Another advantage of perturb SEQ is that because the test focuses on single cells, researchers can use these data to observe more complex phenotypes, which will become ambiguous when they are studied together with data from other cells. "We often take out all the cells whose 'gene x' has been knocked out, average them together, and then see how they change," Weissman said. "But sometimes when you knock out a gene, different cells that lose the same gene will have different behaviors, and this behavior may be ignored by the average."

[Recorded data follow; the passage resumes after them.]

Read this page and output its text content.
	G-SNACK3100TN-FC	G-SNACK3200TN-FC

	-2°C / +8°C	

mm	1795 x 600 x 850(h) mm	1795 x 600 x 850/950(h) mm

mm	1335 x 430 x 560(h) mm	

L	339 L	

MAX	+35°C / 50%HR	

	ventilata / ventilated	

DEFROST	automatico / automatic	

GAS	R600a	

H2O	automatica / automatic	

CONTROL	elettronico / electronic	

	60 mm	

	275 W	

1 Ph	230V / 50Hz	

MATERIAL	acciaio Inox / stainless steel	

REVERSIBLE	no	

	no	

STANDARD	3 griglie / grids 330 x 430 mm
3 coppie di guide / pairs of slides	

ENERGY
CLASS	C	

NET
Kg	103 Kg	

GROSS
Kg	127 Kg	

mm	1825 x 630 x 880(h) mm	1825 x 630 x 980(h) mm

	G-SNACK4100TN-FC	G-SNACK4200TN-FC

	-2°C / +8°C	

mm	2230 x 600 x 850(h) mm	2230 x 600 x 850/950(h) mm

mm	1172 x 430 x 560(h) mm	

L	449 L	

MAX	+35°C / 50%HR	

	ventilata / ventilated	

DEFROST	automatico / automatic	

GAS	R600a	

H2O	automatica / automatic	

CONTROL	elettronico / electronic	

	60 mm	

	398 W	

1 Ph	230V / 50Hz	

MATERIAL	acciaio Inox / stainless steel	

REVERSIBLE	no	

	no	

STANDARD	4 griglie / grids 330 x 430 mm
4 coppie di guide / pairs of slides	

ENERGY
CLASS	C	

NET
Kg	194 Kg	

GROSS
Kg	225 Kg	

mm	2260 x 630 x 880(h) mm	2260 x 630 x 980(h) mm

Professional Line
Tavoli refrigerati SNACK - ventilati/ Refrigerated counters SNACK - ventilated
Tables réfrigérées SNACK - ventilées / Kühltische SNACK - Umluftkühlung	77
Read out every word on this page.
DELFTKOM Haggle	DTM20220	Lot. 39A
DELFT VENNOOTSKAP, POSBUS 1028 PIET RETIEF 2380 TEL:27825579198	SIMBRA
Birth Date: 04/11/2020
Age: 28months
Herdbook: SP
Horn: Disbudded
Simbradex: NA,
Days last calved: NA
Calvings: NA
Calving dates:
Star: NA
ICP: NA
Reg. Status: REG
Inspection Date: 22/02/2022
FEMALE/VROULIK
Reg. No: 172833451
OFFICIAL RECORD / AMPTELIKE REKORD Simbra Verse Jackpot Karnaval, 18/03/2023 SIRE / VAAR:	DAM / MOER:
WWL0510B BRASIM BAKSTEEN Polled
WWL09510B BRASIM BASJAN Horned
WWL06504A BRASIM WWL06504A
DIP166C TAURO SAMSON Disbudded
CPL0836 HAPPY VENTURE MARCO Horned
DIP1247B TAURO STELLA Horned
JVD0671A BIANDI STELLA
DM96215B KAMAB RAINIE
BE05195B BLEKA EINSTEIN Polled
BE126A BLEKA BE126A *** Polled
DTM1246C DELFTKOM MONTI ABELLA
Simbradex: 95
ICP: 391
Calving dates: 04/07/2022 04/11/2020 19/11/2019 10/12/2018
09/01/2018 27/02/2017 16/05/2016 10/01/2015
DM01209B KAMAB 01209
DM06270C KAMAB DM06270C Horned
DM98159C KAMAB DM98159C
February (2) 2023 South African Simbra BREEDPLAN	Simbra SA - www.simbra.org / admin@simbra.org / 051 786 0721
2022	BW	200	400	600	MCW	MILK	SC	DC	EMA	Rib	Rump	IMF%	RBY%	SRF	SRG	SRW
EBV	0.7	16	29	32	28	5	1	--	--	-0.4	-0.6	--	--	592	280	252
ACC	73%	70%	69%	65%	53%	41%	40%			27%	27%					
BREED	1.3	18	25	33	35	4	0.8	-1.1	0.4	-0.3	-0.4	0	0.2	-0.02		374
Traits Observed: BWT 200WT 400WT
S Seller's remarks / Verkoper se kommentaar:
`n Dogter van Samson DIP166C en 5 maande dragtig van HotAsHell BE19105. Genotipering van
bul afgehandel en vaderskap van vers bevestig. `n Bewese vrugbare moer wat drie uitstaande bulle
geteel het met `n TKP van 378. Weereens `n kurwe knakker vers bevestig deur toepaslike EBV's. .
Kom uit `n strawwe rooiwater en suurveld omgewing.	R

The researchers found that a subset of genes, whose removal leads to different results in different cells, is responsible for chromosome segregation. Their removal causes the cell to lose a chromosome or pick up an additional chromosome, a condition known as aneuploidy. "You can't predict what the transcriptional response is when you lose this gene, because it depends on what chromosome secondary effects you gain or lose," Weissman said, "We realized that we could reverse this situation, create this complex phenotype, and look for the characteristics of chromosome gain and loss. In this way, we have completed the first genome-wide screening to find the factors required for the correct separation of DNA."
"I think aneuploidy research is the most interesting application of this data so far. It captures a phenotype that you can only read with a single cell. You can't pursue it in other ways," Norman said.
The researchers also used their data set to study how mitochondria respond to stress. Mitochondria, which evolved from free-living bacteria, carry 13 genes in their genomes. In nuclear DNA, about 1000 genes are related to mitochondrial function to some extent. Replogle said, "people have been paying attention to how nuclear DNA and mitochondrial DNA are coordinated and regulated under different cell conditions, especially when a cell is under pressure."
The researchers found that when they disturbed different mitochondrial related genes, the nuclear genome responded similarly to many different genetic changes. However, mitochondrial genomes respond much more.
Replogle pointed out: "it is still an open question why mitochondria still have their own DNA. A big revelation from our work is that one advantage of having an independent mitochondrial genome may be local or very specific genetic regulation of different stressors."
"If you have one mitochondrion destroyed and another destroyed in a different way, these mitochondria may respond differently," Weissman said.
In the future, researchers hope to use perturb SEQ for different types of cells other than the cancer cell lines they began to use. In addition, they hope to continue to explore their gene function map and hope that others can do the same. Norman said, "this is really the result of years of work by the author and other collaborators. I am really glad to see it continue to succeed and expand."